市況動向

銅事情 7月号

2026年07月15日 資材委員会提供

<6月の国内事情>

 日銀が7月1日に公表した2026年6月の全国企業短期経済観測調査(短観)によると、大企業・製造業の景況感を示す業況判断指数(DI)は5四半期連続で改善しプラス22。これは2018年3月以来の高水準の数値で、前回の3月調査からは5ポイントの改善だった。半導体やデータセンターといった人工知能(AI)関連の堅調な需要を支えに、中東情勢の影響による原材料などの調達難を見越した企業の前倒し需要も景況感の押上げにつながっている。業種別では全16業種のうち10業種が改善、1業種が横ばいという形。非鉄金属や生産用機械、業務用機械、電気機械、繊維など幅広い業種が改善した一方で、悪化の業種は窯業・土石製品や石油・石炭製品、金属製品、自動車、紙・パルプの5業種で、エネルギー上昇が重荷になる企業が中心。大企業・非製造業は3月調査から1ポイント改善のプラス37だった。人件費などの販売価格に転嫁する動きや、インバウンド需要の増加もあって、宿泊・飲食サービス、小売りでの改善幅が大きかったが、建設、不動産、電気・ガスの3業種は悪化していた。先行き3ヶ月の景況感は、大企業・製造業が5ポイント、大企業・非製造業が9ポイントの悪化を見込んでおり、慎重な見方になっている。原油やナフサの供給混乱などによるコストの上昇は続くとみられ、価格転嫁が進まなければ企業収益が圧迫され、進めば消費を下押しするという恐れもある。今回の調査の回収基準日は6月11日で、調査対象の約9000社の内、7割が回答を終えていたため、米国とイランの戦闘終結の合意や中東情勢の緊張緩和の影響が十分反映されていない可能性は指摘されている。
 足元の価格の動きを示す販売価格判断DIは大企業・製造業が前回比プラス12のプラス40(先行きプラス43)、非製造業が前回比プラス8のプラス40(先行きプラス41)、一方の仕入価格判断DIは大企業・製造業で前回比プラス16のプラス62(先行きプラス59)、非製造業で前回比プラス10のプラス56(先行きプラス56)で、仕入価格の上昇が価格転嫁されている動きが表れている。
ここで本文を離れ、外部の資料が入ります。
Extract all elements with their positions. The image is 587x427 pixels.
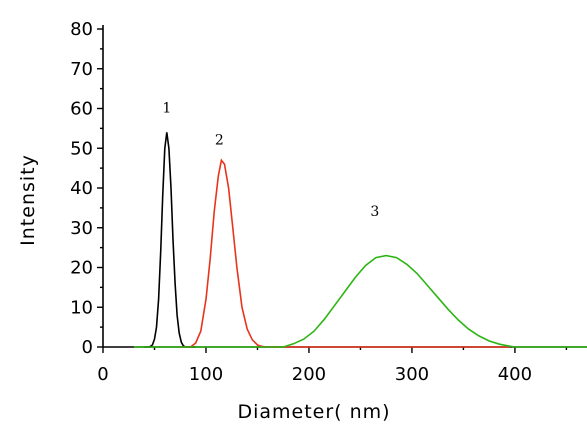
y-tick-label: 10 <box>70 297 93 318</box>
series-line-2 <box>180 158 510 348</box>
series-group <box>133 132 587 348</box>
peak-label-3: 3 <box>370 204 379 220</box>
peak-label-1: 1 <box>162 100 171 116</box>
x-tick-label: 200 <box>292 364 326 385</box>
x-tick-label: 0 <box>97 364 108 385</box>
y-tick-label: 0 <box>82 337 93 358</box>
x-tick-label: 100 <box>189 364 223 385</box>
series-line-1 <box>144 132 196 348</box>
y-tick-label: 60 <box>70 99 93 120</box>
x-tick-label: 400 <box>498 364 532 385</box>
y-tick-label: 80 <box>70 19 93 40</box>
y-tick-label: 20 <box>70 258 93 279</box>
y-tick-label: 50 <box>70 138 93 159</box>
y-tick-label: 30 <box>70 218 93 239</box>
series-line-3 <box>133 254 587 348</box>
y-tick-label: 70 <box>70 59 93 80</box>
plot-area: 0 10 20 30 40 50 60 70 80 0 100 200 300 400 <box>70 19 587 385</box>
x-tick-label: 300 <box>395 364 429 385</box>
y-axis-title: Intensity <box>17 154 39 246</box>
peak-label-2: 2 <box>215 132 224 148</box>
x-axis-title: Diameter( nm) <box>237 401 390 423</box>
y-tick-label: 40 <box>70 178 93 199</box>
annotation-group: 1 2 3 <box>162 100 379 219</box>
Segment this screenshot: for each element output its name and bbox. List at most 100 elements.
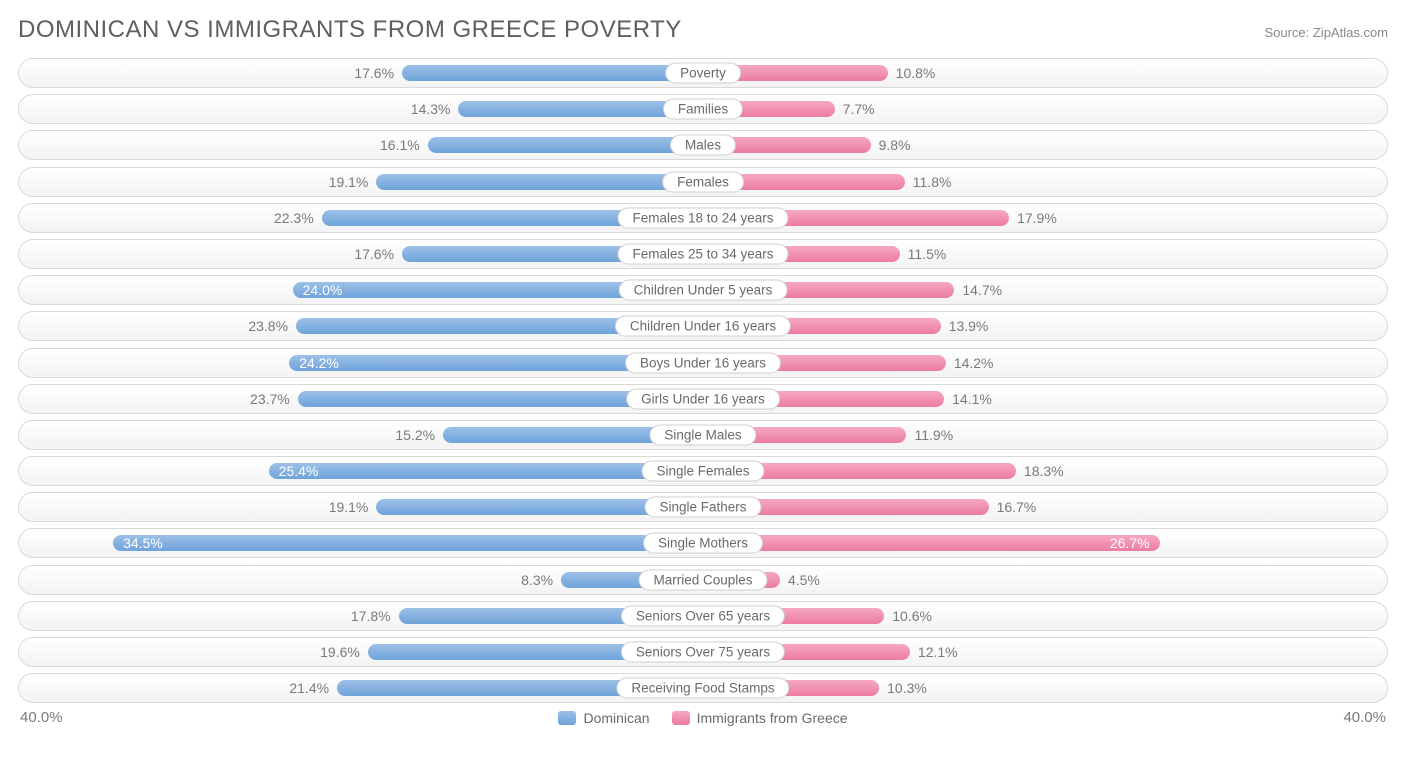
- header: DOMINICAN VS IMMIGRANTS FROM GREECE POVE…: [18, 16, 1388, 44]
- category-label: Single Females: [641, 461, 764, 482]
- legend-label-left: Dominican: [583, 710, 649, 726]
- category-label: Seniors Over 65 years: [621, 605, 785, 626]
- value-left: 14.3%: [411, 101, 451, 117]
- value-left: 24.2%: [299, 355, 339, 371]
- row-right-half: 10.3%: [703, 674, 1387, 702]
- source-attribution: Source: ZipAtlas.com: [1264, 25, 1388, 40]
- value-left: 24.0%: [303, 282, 343, 298]
- axis-max-left: 40.0%: [20, 709, 63, 726]
- row-left-half: 16.1%: [19, 131, 703, 159]
- value-right: 14.2%: [954, 355, 994, 371]
- value-right: 11.9%: [914, 427, 953, 443]
- value-right: 13.9%: [949, 318, 989, 334]
- category-label: Single Males: [649, 424, 756, 445]
- legend: Dominican Immigrants from Greece: [558, 710, 847, 726]
- category-label: Children Under 5 years: [619, 280, 788, 301]
- chart-row: 21.4%10.3%Receiving Food Stamps: [18, 673, 1388, 703]
- category-label: Single Fathers: [644, 497, 761, 518]
- row-left-half: 17.6%: [19, 59, 703, 87]
- row-right-half: 4.5%: [703, 566, 1387, 594]
- value-left: 19.1%: [329, 499, 369, 515]
- row-left-half: 17.6%: [19, 240, 703, 268]
- legend-item-right: Immigrants from Greece: [672, 710, 848, 726]
- row-left-half: 22.3%: [19, 204, 703, 232]
- legend-swatch-pink: [672, 711, 690, 725]
- row-right-half: 10.8%: [703, 59, 1387, 87]
- category-label: Females: [662, 171, 744, 192]
- chart-row: 16.1% 9.8%Males: [18, 130, 1388, 160]
- legend-label-right: Immigrants from Greece: [697, 710, 848, 726]
- value-right: 7.7%: [843, 101, 875, 117]
- value-left: 19.6%: [320, 644, 360, 660]
- value-right: 11.8%: [913, 174, 952, 190]
- legend-swatch-blue: [558, 711, 576, 725]
- row-left-half: 17.8%: [19, 602, 703, 630]
- value-left: 17.8%: [351, 608, 391, 624]
- chart-area: 17.6% 10.8%Poverty 14.3% 7.7% Families 16.1% 9…: [18, 58, 1388, 703]
- bar-left: 25.4%: [269, 463, 703, 479]
- category-label: Married Couples: [638, 569, 767, 590]
- chart-footer: 40.0% Dominican Immigrants from Greece 4…: [18, 709, 1388, 726]
- chart-row: 17.8% 10.6% Seniors Over 65 years: [18, 601, 1388, 631]
- row-left-half: 19.1%: [19, 168, 703, 196]
- category-label: Children Under 16 years: [615, 316, 791, 337]
- row-right-half: 11.5%: [703, 240, 1387, 268]
- row-left-half: 21.4%: [19, 674, 703, 702]
- row-left-half: 8.3%: [19, 566, 703, 594]
- value-right: 26.7%: [1110, 535, 1150, 551]
- category-label: Families: [663, 99, 743, 120]
- value-left: 34.5%: [123, 535, 163, 551]
- value-right: 11.5%: [908, 246, 947, 262]
- row-right-half: 14.2%: [703, 349, 1387, 377]
- row-right-half: 13.9%: [703, 312, 1387, 340]
- row-right-half: 11.8%: [703, 168, 1387, 196]
- bar-left: 34.5%: [113, 535, 703, 551]
- bar-right: 26.7%: [703, 535, 1160, 551]
- row-right-half: 7.7%: [703, 95, 1387, 123]
- row-left-half: 19.1%: [19, 493, 703, 521]
- row-right-half: 9.8%: [703, 131, 1387, 159]
- row-left-half: 23.8%: [19, 312, 703, 340]
- row-left-half: 34.5%: [19, 529, 703, 557]
- category-label: Boys Under 16 years: [625, 352, 781, 373]
- chart-row: 25.4% 18.3% Single Females: [18, 456, 1388, 486]
- chart-row: 14.3% 7.7% Families: [18, 94, 1388, 124]
- chart-row: 15.2%11.9%Single Males: [18, 420, 1388, 450]
- value-left: 19.1%: [329, 174, 369, 190]
- value-right: 4.5%: [788, 572, 820, 588]
- chart-row: 23.8% 13.9% Children Under 16 years: [18, 311, 1388, 341]
- value-left: 22.3%: [274, 210, 314, 226]
- chart-row: 17.6%11.5%Females 25 to 34 years: [18, 239, 1388, 269]
- category-label: Males: [670, 135, 736, 156]
- legend-item-left: Dominican: [558, 710, 649, 726]
- category-label: Girls Under 16 years: [626, 388, 780, 409]
- row-left-half: 14.3%: [19, 95, 703, 123]
- axis-max-right: 40.0%: [1343, 709, 1386, 726]
- category-label: Poverty: [665, 63, 741, 84]
- value-right: 18.3%: [1024, 463, 1064, 479]
- row-right-half: 16.7%: [703, 493, 1387, 521]
- chart-row: 19.1% 16.7%Single Fathers: [18, 492, 1388, 522]
- row-left-half: 23.7%: [19, 385, 703, 413]
- value-right: 10.6%: [892, 608, 932, 624]
- value-right: 17.9%: [1017, 210, 1057, 226]
- value-right: 12.1%: [918, 644, 958, 660]
- row-right-half: 17.9%: [703, 204, 1387, 232]
- value-left: 8.3%: [521, 572, 553, 588]
- value-left: 16.1%: [380, 137, 420, 153]
- value-right: 10.3%: [887, 680, 927, 696]
- row-right-half: 14.7%: [703, 276, 1387, 304]
- chart-row: 34.5% 26.7% Single Mothers: [18, 528, 1388, 558]
- chart-row: 17.6% 10.8%Poverty: [18, 58, 1388, 88]
- row-right-half: 12.1%: [703, 638, 1387, 666]
- row-right-half: 18.3%: [703, 457, 1387, 485]
- chart-row: 19.1% 11.8% Females: [18, 167, 1388, 197]
- value-left: 17.6%: [354, 65, 394, 81]
- value-right: 14.7%: [962, 282, 1002, 298]
- row-left-half: 24.0%: [19, 276, 703, 304]
- row-left-half: 19.6%: [19, 638, 703, 666]
- chart-title: DOMINICAN VS IMMIGRANTS FROM GREECE POVE…: [18, 16, 682, 44]
- chart-row: 24.2% 14.2% Boys Under 16 years: [18, 348, 1388, 378]
- category-label: Single Mothers: [643, 533, 763, 554]
- chart-row: 23.7%14.1%Girls Under 16 years: [18, 384, 1388, 414]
企業の物価見通しの物価全般の見通しでは、全規模・全産業で1年後2.7%(変化幅+0.1%)、3年後2.6%(変化幅0.1%)、5年後2.6%(変化幅0.1%)だった。
 企業の事業計画の前提となる2026年度の想定為替レート(全規模・全産業)は、1ドル=152.57円。前回3月調査の150円10銭から円安方向へ修正。輸出企業の収益改善につながっていく可能性がある。
 雇用人員判断DIは全規模・全産業がマイナス37で前回から1ポイント上昇はしたものの、引き続き人手不足という見方が続いている。

<銅事情>

 6月の銅価格は、月初13,800ドル台からスタートし、翌日に14,000ドル近辺まで上昇する展開となったものの、月後半にかけては13,000ドル台前半まで下落し、全体としては調整する値動きとなった。月前半は、米国・イラン情勢の緊張と緩和を巡る報道や為替動向が支援材料となり、需給ひっ迫観測や在庫減少も相まって堅調に推移した。一方で中旬以降は、FRBのタカ派姿勢を背景としたドル高進行や金利上昇懸念が重しとなり、加えてハイテク株調整などリスクオフの流れもあり下落基調へ転じた。月末にかけては、中国PMIの持ち直しや株式市場の堅調さが支援材料となり下げ止まり、6月末のLME銅価格は13,341ドルとなった。
 6月のLME銅在庫量は、前月末の380,000トン台後半から月を通して減少し最終的に前月末比で60,200トンの大幅減となった。6月末のLME銅在庫量は329,225トンで、前月末対比マイナス14.5%となった。トランプ米大統領は1日、通商拡大法232条に基づく一部の銅、アルミニウム、鉄鋼に対する関税を修正する大統領布告に署名したことを受けLMEからCOMEXへ在庫を移動させた影響が考えられる。
 6月の国内銅建値は、5月末プラス1万円の226万円/トンでスタートし、3日にプラス7万円の233万円/トン、8日にマイナス7万円の226万円/トン、11日にマイナス1万円の225万円/トン、16日にプラス4万円の229万円/トン、22日にマイナス1万円の228万円/トン、24日にマイナス4万円の224万円/トンとなり、6月平均の銅建値は、227万円/トンだった。
 直近6か月の平均銅建値は、2026年 1月:213.0万円/t 2月:209.8万円/t 3月:209.0万円/t 4月:214.2万円/t 5月:224.4万円/t 6月:227.4万円/t
 2026年7月の国内銅建値は、6月末よりプラス3万円の227万円/トンでスタート。